Notes on Landauer's principle, Reversible Computation and Maxwell's Demon

TL;DR

This paper defends Landauer's principle as a fundamental and pedagogically valuable concept in thermodynamics of information, countering criticisms and clarifying its role in understanding Maxwell's Demon and the Second Law.

Contribution

It provides a rebuttal to criticisms of Landauer's principle and emphasizes its importance in the conceptual framework of thermodynamics and information theory.

Findings

Landauer's principle is a valid and useful restatement of the Second Law.

Reversible computation can be thermodynamically reversible, aligning with the principle.
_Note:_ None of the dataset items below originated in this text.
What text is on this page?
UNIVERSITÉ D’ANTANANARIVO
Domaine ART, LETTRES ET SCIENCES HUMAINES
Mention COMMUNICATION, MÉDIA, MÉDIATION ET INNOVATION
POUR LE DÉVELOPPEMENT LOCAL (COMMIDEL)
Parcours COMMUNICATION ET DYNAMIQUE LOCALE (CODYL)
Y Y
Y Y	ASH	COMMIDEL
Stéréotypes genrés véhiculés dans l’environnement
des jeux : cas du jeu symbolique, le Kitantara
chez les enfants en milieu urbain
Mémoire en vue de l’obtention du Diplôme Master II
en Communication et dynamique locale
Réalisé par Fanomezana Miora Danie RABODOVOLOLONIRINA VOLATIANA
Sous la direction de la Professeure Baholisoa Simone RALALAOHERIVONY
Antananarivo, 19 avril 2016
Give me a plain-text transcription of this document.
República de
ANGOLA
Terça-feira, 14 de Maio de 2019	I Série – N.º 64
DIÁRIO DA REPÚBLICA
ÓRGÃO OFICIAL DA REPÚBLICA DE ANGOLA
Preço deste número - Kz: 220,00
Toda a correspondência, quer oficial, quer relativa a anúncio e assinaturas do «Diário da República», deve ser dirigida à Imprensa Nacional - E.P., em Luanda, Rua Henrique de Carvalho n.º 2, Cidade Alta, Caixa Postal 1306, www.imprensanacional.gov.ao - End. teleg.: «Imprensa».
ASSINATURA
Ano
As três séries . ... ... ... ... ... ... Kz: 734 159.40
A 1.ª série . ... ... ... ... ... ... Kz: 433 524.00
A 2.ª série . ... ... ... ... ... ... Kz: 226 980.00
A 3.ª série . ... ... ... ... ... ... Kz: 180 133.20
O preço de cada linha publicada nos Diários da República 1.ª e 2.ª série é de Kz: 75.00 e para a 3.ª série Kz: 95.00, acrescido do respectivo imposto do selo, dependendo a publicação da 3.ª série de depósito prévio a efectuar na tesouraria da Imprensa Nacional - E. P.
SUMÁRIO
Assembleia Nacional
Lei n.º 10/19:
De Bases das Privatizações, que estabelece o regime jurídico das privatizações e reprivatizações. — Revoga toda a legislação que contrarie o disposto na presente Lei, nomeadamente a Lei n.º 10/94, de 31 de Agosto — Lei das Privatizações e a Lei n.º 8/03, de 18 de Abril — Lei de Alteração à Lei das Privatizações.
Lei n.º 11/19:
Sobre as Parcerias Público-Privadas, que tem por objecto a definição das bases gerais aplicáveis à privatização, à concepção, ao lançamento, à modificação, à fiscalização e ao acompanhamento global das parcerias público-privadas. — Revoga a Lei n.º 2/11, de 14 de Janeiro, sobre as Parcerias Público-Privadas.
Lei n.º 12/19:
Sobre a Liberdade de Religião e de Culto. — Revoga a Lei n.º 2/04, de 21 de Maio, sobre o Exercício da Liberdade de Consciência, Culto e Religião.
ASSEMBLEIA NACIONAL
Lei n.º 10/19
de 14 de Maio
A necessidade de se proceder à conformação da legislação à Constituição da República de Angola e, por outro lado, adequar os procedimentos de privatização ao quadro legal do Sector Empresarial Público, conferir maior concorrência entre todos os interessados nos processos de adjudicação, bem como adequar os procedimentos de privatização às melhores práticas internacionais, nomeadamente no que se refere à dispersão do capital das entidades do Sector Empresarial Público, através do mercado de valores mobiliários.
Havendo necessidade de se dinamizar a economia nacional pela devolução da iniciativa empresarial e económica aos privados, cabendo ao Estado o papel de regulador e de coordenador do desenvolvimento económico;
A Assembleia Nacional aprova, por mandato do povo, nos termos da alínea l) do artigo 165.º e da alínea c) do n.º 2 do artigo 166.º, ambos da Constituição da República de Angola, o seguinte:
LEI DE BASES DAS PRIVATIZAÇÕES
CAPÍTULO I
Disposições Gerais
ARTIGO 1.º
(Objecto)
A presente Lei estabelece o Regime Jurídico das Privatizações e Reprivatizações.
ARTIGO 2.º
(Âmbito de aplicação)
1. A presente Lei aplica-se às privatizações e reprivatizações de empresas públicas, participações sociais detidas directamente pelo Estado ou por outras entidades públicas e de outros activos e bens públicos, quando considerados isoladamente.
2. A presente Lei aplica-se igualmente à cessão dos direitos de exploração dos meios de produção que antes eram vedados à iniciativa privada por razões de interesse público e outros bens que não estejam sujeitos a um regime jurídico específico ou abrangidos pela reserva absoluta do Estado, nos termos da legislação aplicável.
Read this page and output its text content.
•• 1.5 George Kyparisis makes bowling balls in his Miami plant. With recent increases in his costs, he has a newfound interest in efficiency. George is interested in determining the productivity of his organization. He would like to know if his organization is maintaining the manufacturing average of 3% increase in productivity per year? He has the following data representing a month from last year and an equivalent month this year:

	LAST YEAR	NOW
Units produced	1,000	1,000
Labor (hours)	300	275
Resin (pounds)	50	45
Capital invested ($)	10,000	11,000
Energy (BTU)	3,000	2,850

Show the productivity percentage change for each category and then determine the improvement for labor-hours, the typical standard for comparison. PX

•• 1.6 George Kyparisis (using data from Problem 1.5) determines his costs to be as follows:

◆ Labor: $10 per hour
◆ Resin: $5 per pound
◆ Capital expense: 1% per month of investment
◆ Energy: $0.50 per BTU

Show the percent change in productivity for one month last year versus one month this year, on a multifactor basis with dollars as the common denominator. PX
The principle has significant pedagogic and explanatory value in physics.

Abstract

Landauer's principle, often regarded as the foundation of the thermodynamics of information processing, holds that any logically irreversible manipulation of information, such as the erasure of a bit or the merging of two computation paths, must be accompanied by a corresponding entropy increase in non-information bearing degrees of freedom of the information processing apparatus or its environment. Conversely, it is generally accepted that any logically reversible transformation of information can in principle be accomplished by an appropriate physical mechanism operating in a thermodynamically reversible fashion. These notions have sometimes been criticized either as being false, or as being trivial and obvious, and therefore unhelpful for purposes such as explaining why Maxwell's Demon cannot violate the Second Law of thermodynamics. Here I attempt to refute some of the arguments against Landauer's principle, while arguing that although in a sense it is indeed a trivial and obvious restatement of the Second Law, it still has considerable pedagogic and explanatory power, especially in the context of other influential ideas in 19'th and 20'th century physics. Similar arguments have been given by Jeffrey Bub [arXiv:quant-ph/0203017].